Es precisamente en esa orientación en la que trabajó el comité de expertos que, en el año 2011, elaboró a iniciativa del entonces ministro de la Presidencia, Ramón Jáuregui, un informe de recomendaciones al Gobierno con vistas a las actuaciones necesarias en el Valle de los Caídos.
Actuaciones, todas ellas orientadas a su resignificación con el objetivo de convertirlo en un centro de interpretación que rinda tributo a las víctimas y no a los verdugos.
Para ello, los expertos recomendaban que las intervenciones estuvieran regidas por los más amplios consensos políticos y parlamentarios.
Que los traslados de cadáveres que fueron llevados a los columbarios del valle fueran investigados a fondo, documentando bien la naturaleza forzosa o voluntaria de cada una de las personas allí enviadas y allí enterradas.

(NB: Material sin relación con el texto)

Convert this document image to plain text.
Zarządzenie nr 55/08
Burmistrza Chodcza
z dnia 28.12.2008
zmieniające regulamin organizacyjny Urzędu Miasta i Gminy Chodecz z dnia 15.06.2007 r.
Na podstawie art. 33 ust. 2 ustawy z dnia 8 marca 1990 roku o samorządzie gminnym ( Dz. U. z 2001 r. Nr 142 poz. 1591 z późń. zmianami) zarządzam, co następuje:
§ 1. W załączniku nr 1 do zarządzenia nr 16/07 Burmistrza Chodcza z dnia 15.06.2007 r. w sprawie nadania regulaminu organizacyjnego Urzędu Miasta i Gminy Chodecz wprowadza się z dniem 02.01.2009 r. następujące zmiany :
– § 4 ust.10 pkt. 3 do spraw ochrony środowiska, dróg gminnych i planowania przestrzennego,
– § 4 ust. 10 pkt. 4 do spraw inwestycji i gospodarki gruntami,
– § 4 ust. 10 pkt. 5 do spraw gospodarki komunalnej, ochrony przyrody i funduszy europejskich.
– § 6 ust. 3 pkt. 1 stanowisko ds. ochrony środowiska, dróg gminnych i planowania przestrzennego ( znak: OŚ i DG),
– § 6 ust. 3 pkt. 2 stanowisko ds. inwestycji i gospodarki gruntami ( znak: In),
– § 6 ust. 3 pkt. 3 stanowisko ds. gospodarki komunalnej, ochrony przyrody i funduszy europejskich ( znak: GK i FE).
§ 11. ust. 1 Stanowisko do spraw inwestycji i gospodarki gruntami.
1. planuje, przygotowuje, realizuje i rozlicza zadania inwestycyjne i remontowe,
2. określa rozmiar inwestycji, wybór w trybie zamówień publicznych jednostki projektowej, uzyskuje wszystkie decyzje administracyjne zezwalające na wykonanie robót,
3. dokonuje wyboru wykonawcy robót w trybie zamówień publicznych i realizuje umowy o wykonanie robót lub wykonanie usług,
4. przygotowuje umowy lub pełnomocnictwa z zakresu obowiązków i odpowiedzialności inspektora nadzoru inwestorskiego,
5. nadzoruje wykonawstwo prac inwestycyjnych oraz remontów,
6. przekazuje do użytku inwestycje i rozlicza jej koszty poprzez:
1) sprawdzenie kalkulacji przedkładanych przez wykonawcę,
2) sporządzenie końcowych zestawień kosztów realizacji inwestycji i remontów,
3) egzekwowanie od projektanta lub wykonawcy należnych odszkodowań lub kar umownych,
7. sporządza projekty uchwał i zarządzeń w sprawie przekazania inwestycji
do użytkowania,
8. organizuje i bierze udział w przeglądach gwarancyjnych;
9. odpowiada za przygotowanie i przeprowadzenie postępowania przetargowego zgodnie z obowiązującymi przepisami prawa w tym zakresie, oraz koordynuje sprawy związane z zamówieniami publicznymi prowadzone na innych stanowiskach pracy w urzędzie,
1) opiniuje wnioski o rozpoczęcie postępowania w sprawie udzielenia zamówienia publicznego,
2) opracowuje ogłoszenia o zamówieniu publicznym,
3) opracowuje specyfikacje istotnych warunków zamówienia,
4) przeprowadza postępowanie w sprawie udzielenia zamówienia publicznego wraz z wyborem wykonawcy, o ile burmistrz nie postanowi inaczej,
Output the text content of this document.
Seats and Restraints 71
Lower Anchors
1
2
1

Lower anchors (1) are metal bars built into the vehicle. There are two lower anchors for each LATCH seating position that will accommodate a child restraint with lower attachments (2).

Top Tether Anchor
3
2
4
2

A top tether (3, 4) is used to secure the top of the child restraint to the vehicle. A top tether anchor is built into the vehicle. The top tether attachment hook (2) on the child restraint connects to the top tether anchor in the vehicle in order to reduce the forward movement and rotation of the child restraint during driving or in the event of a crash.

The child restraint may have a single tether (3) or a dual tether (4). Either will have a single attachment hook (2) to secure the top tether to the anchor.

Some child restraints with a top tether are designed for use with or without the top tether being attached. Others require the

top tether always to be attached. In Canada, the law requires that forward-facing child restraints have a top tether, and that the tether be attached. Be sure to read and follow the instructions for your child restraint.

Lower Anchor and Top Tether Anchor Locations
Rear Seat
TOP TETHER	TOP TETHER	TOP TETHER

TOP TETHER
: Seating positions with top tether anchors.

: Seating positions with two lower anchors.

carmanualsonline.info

Que, dada la igual dignidad de todos los restos, José Antonio Primo de Rivera no debería ocupar un lugar destacado en la basílica.
Que el dictador Francisco Franco debía ser exhumado y trasladado en condiciones de dignidad y de común acuerdo con sus familiares.
Se podría incluso avanzar más desde ahí; se podría trabajar en la completa desacralización del centro, apostando por su conversión a una naturaleza plenamente civil.
Y de la misma manera, también se podría plantear el traslado del fundador de Falange, de nuevo de acuerdo con su propia familia.
Una intervención aislada sobre los restos de Franco deja demasiadas cosas en el aire
Lo sería aún mejor si fuera un paso con contexto.
El derivado de un plan integral de actuación que partiera de un amplio consenso y del trabajo realizado mano a mano con el comité de expertos que, a instancias de un Gobierno socialista, elaboró ese proyecto de actuación contextualizada, integral y completa en el Valle de los Caídos.
Aquel valle rinde tributo a un dictador cuando ya, desde hace tiempo, debería hacerlo a sus víctimas.
Como en el libro de Réjean Ducharme, debería ser nuestro propio Valle de los Avasallados.
El centro que rinda un tributo de explicación y memoria a los que pagaron el precio más alto de la guerra, de la represión franquista y de la dictadura, el lugar donde estos descansen por fin entre palabras como memoria y dignidad que se pronuncien también para ellos.
Si en todo esto hay algo urgente, sin duda alguna es eso; las víctimas y su memoria.
Una intervención aislada sobre los restos de Franco, que deje el significado del complejo tal y como está, que no toque nada, sin un proyecto de resignificación que lo acompañe, quizá se deje demasiadas cosas en el aire.
Es una buena idea que Franco salga de su tumba. Sería mucho mejor si el franquismo saliera del Valle.